According to Bloomerang, you can use your donor management software to track your current supporters’ engagement levels and to identify your most engaged donors who might be interested in leveling up their involvement by contributing more to your next campaign.
5. Audience demographics
Understanding the people who make up your nonprofit’s primary digital audience is essential to building a marketing campaign that speaks to them.
Use tools like Google Analytics, social media metrics, and your donor management system to track audience demographics like:
- Geographic location
- Education level
- Employment status
By adding this information to your donor database, you can create more accurate donor segments. For example, you might group donors based on their age and use different marketing channels to reach out to different audiences. Your younger donors might be more receptive to social media outreach, while older donors may prefer email or phone communications.
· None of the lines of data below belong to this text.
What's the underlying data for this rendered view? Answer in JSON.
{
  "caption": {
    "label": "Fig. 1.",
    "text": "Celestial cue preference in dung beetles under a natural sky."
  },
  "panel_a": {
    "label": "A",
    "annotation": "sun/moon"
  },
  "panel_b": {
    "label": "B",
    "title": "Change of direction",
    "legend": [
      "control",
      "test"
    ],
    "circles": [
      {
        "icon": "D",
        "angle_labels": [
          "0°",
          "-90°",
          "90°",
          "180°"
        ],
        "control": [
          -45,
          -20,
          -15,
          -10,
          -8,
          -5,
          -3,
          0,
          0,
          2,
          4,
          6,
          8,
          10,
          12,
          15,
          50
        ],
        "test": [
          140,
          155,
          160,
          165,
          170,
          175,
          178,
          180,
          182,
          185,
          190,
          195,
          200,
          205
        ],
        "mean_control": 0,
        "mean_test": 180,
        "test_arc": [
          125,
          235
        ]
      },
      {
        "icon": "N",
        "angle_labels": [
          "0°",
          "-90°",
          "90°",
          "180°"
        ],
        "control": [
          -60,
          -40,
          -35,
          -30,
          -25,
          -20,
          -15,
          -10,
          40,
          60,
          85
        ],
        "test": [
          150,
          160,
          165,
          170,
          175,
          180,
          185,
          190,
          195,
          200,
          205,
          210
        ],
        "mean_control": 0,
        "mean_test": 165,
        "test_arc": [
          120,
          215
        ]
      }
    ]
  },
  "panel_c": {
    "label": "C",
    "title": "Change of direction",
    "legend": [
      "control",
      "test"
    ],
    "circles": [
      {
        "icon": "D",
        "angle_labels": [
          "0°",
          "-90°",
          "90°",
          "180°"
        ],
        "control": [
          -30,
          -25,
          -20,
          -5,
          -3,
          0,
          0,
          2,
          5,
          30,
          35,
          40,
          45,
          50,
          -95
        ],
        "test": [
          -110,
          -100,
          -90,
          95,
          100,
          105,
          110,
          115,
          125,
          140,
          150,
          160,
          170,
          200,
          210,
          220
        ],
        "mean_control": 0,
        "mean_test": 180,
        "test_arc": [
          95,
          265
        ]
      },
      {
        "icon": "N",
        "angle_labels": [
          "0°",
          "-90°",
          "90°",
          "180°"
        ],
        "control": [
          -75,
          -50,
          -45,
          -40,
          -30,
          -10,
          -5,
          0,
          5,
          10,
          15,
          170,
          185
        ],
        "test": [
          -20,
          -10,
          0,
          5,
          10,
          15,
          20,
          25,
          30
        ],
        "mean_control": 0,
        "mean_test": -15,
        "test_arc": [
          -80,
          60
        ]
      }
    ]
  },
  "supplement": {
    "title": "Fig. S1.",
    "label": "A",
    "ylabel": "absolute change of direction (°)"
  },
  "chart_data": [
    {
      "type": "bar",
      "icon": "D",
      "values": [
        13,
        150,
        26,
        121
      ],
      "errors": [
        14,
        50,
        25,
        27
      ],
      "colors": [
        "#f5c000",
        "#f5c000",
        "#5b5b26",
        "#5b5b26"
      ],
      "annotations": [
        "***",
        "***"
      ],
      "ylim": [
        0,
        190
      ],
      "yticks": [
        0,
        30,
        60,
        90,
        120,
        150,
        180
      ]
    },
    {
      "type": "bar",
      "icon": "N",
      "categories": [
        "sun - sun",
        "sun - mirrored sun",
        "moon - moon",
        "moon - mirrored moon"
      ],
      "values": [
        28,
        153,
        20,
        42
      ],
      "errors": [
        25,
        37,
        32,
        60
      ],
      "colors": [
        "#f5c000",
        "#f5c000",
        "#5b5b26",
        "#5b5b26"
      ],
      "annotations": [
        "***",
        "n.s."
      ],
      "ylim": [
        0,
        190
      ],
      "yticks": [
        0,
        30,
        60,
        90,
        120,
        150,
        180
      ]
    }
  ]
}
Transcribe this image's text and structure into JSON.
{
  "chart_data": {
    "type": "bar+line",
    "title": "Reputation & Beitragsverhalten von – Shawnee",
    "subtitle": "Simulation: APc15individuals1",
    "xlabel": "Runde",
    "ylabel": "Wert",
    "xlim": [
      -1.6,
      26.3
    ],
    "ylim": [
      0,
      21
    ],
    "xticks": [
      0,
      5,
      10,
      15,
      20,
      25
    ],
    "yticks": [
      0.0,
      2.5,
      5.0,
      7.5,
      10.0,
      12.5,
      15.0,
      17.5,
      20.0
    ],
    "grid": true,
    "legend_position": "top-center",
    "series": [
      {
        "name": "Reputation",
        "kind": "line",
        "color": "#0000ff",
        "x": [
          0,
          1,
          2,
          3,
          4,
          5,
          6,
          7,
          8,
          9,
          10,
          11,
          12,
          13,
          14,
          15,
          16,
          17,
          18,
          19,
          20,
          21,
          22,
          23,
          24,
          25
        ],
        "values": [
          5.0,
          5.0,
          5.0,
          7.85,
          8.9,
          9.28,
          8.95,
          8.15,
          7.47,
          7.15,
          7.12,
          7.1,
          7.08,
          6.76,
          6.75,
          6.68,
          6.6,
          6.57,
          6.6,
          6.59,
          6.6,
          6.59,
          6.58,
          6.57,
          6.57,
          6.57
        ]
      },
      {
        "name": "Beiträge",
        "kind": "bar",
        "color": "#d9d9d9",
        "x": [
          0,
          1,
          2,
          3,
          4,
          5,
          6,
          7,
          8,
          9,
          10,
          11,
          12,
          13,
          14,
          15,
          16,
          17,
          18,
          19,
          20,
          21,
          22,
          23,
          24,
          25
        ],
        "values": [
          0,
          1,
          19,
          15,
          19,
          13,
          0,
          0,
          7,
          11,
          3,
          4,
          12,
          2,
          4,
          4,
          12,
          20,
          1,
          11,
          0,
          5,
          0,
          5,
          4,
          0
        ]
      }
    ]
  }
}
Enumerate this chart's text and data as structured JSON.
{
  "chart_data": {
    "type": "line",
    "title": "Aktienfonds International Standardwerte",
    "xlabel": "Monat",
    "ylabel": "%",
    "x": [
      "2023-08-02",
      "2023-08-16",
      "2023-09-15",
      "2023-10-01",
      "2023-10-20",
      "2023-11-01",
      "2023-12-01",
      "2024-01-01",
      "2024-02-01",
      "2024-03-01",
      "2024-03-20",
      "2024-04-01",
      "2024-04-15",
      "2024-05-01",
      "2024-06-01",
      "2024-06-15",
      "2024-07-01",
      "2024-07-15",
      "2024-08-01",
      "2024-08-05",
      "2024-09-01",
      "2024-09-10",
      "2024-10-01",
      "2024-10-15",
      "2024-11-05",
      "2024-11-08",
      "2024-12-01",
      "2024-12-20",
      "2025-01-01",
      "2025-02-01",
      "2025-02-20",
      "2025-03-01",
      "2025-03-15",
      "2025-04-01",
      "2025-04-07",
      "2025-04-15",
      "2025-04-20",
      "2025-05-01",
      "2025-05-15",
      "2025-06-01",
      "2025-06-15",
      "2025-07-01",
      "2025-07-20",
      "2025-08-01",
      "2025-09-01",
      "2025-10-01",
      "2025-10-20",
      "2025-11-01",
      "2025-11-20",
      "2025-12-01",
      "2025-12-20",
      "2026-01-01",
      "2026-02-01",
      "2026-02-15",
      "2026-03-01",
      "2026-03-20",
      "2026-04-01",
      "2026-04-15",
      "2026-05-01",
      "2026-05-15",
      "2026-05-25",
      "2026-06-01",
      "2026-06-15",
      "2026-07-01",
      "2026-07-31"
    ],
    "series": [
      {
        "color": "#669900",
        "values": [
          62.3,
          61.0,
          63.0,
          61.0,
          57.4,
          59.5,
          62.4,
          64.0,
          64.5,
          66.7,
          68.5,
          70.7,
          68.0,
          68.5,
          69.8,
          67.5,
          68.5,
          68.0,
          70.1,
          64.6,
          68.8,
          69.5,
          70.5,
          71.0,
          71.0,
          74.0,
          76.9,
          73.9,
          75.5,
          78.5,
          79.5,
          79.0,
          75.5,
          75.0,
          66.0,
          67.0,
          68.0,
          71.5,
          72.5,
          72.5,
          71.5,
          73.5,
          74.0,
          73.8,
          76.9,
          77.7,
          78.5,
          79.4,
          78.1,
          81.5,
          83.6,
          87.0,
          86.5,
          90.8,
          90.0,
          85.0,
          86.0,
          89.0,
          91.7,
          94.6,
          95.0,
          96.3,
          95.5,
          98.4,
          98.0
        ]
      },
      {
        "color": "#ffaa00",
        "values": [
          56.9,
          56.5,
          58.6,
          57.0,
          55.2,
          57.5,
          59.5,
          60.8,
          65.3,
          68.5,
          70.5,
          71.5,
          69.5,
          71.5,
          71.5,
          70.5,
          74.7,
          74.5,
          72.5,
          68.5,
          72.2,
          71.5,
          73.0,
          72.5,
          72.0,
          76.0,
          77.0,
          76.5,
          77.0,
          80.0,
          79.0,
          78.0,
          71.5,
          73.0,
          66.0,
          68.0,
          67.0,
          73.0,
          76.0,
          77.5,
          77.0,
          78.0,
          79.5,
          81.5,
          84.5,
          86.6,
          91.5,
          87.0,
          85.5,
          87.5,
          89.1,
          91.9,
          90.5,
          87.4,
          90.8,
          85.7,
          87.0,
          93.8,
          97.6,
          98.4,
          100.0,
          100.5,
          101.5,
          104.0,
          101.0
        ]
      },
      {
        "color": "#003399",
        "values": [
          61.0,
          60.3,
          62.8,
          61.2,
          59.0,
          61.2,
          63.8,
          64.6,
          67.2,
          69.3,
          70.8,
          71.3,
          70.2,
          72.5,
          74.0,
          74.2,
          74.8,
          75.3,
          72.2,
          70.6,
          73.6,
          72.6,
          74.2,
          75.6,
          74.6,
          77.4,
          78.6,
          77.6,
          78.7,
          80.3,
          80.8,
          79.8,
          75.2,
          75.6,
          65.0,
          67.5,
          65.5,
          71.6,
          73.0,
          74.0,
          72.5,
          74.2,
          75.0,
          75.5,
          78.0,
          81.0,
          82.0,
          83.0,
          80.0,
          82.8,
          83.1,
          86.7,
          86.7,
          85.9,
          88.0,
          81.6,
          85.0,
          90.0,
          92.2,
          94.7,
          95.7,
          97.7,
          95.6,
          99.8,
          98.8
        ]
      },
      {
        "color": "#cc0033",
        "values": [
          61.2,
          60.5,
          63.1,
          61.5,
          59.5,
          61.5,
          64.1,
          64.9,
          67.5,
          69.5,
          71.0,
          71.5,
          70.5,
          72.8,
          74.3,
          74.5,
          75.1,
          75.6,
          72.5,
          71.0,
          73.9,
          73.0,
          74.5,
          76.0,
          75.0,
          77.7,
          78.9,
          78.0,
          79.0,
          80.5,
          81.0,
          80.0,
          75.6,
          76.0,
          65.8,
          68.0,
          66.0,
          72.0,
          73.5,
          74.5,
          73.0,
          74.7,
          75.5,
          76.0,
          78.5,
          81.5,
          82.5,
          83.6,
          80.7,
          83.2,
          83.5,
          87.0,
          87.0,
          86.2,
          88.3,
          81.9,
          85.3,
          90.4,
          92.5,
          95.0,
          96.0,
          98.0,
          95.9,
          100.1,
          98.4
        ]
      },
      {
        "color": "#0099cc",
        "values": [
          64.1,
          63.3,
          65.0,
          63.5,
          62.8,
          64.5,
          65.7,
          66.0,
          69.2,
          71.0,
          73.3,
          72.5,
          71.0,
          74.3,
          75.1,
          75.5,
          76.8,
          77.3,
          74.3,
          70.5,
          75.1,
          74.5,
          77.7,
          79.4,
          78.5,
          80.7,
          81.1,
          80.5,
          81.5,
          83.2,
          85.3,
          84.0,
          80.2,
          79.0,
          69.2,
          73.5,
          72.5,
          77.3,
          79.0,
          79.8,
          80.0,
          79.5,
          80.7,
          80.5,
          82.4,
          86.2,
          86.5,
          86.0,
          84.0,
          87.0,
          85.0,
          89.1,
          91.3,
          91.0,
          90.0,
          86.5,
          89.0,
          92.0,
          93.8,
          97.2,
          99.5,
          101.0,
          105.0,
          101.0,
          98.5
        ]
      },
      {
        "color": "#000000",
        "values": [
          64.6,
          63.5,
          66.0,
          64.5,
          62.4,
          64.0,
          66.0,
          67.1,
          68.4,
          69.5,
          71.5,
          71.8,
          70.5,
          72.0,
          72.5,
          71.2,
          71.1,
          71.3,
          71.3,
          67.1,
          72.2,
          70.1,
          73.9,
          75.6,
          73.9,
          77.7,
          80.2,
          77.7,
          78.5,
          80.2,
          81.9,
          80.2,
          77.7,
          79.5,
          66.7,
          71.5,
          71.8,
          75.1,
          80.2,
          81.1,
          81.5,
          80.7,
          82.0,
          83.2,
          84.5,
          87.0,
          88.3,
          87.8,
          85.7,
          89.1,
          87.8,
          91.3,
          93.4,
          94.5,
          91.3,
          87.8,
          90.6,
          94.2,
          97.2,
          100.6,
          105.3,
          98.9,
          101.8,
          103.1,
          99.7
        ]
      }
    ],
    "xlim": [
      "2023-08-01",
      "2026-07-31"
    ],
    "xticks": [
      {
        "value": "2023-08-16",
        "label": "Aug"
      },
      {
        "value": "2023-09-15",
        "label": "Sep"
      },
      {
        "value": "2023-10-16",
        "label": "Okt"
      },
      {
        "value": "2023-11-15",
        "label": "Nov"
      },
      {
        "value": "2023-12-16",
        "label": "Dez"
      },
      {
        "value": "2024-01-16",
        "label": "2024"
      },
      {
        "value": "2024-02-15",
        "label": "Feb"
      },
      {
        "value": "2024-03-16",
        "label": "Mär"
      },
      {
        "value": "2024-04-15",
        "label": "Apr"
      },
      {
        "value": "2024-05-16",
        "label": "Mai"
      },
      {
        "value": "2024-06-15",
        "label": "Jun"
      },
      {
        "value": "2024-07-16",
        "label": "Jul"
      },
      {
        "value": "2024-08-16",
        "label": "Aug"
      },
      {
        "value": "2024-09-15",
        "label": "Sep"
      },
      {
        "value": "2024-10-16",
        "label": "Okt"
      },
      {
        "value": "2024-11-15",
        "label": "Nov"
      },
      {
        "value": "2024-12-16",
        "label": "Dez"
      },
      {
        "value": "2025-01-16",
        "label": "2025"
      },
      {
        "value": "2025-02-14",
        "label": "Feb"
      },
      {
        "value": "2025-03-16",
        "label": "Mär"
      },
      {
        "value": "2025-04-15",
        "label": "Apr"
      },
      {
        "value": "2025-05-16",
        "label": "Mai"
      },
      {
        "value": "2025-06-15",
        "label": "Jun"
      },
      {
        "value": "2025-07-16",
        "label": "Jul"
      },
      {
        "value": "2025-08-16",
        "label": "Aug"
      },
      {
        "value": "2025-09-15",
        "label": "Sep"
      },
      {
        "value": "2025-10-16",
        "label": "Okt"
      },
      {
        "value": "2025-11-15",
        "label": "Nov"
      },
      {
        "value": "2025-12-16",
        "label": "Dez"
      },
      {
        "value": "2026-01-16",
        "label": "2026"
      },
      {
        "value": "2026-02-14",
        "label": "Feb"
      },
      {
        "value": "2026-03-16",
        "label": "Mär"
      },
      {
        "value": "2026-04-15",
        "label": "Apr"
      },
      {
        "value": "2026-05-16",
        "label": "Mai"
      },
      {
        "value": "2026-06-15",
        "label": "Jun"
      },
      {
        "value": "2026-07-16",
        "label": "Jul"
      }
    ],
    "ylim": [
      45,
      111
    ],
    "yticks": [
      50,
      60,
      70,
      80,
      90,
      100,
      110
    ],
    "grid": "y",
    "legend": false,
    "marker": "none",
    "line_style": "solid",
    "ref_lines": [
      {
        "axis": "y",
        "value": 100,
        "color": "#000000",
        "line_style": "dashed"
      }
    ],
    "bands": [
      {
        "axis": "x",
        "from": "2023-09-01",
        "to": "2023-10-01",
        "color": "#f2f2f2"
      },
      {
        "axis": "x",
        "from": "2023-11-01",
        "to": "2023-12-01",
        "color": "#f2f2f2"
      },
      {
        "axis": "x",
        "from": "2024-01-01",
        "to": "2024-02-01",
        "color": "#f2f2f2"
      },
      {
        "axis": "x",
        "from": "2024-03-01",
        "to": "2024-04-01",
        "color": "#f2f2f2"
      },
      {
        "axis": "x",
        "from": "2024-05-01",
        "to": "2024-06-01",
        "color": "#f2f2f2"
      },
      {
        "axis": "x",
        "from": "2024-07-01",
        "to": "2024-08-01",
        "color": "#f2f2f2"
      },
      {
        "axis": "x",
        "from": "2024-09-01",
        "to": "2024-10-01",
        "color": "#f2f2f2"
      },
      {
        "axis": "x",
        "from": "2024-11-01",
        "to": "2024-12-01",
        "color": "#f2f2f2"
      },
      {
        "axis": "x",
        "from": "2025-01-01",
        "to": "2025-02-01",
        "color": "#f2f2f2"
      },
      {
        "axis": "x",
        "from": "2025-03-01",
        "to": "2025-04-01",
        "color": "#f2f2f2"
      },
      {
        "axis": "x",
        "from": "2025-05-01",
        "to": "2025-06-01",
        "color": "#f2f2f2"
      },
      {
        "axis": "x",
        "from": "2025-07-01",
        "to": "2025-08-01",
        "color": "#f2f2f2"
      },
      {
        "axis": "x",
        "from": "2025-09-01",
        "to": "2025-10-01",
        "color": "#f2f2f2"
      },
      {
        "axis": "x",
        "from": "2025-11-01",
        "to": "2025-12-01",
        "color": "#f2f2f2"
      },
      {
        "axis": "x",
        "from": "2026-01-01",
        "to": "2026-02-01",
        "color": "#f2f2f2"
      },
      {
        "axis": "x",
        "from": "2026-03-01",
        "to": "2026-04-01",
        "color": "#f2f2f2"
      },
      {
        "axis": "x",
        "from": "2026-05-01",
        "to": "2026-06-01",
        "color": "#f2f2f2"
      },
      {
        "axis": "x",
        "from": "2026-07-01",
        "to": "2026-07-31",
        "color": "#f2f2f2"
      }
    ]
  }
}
When you show donors you’ve taken the time to get to know them and their preferences, you can better engage with them on an ongoing basis and boost your retention rate.
Putting it all together
As mentioned above, depending on your priorities and common pain points, you may want to track additional KPIs throughout your digital marketing and online fundraising campaigns. Engagement rates by social media channel, average time on page, website bounce rate — these metrics (and many others) can provide a multi-faceted look at the success of your marketing efforts.
But starting with the five KPIs laid out in this guide will set your organization up to continuously learn from past marketing mistakes and build on your wins. Track these metrics throughout your next campaign and review reports with your team to establish a benchmark for success.